Language in the proposed DHS spending bill forbids the agency from using funds to deny admission to immigrants based solely on use or possession of cannabis. The proposed FSGG bill would block agents from using funds to interfere with financial institutions that choose to work with legal cannabis companies. The bill would protect television and radio stations that choose to broadcast advertisements for legal cannabis companies. The USDA spending bill would block the agency from interfering with legal hemp operations and commerce. Finally, the appropriations bill for the DOI includes language that denies the agency from using funds to enforce cannabis laws on tribal land as long as it is located in a state that has legalized cannabis.

Tribal Considerations Paramount

While these provisions might seem less than extraordinary, they appear to be the result of a concerted effort by legislators and federal agencies to clarify peripheral policies surrounding cannabis, suggesting that the nation’s leaders are preparing for more significant reforms in the future.

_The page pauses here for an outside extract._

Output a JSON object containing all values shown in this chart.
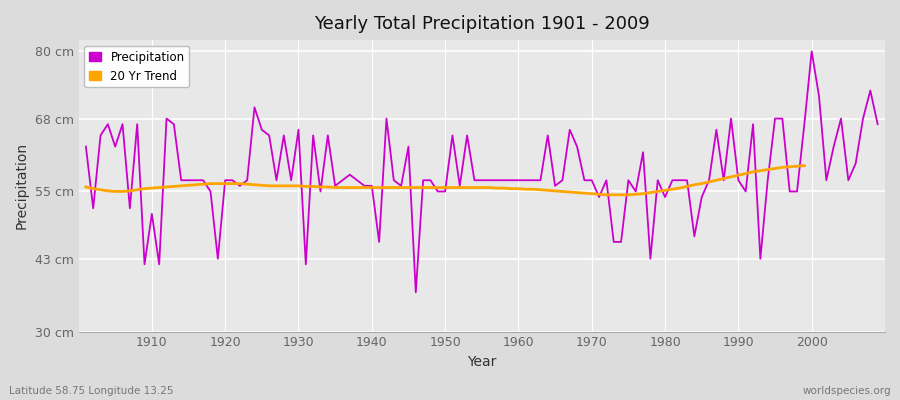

Provisions protecting tribal cannabis rights are especially noteworthy this year as federal forces have made moves to infringe on the sovereignty of some Indian nations. In May, New Mexico signed an intergovernmental agreement with Picuris and Pojoaque Pueblos reinforcing their right to develop their own cannabis policies and markets.

The agreement was made following federal raids of legally grown medical cannabis operations on Picuris Pueblo by the Bureau of Indian Affairs (BIA), which is overseen by the DOI. Current federal protections of medical cannabis that we mentioned above only apply to the DOJ, making tribal medical marijuana an open target for BIA agents. When BIA was contacted by the tribe, it refused to budge. “The BIA Office of Justice Services is obligated to enforce federal law and does not instruct its officers to disregard violations of federal law in Indian Country,” wrote an agent.

If the appropriations bill for the DOI is signed into law with the cannabis provision included, agencies like the BIA will be unable to prosecute cannabis producers on tribal lands in states that have legalized the drug. Raids like the ones in Picuris Pueblo would be halted for the time being.

At a congressional hearing in April, Interior Secretary Deb Haaland was asked to comment on the current troubles faced by tribes that wish to take part in the cannabis industry but are held to different standards than states. “I understand what tribes are saying, and I generally, of course, respect tribal laws,” the secretary said. “We want to work in partnership with tribes on any public safety issues and their priorities.”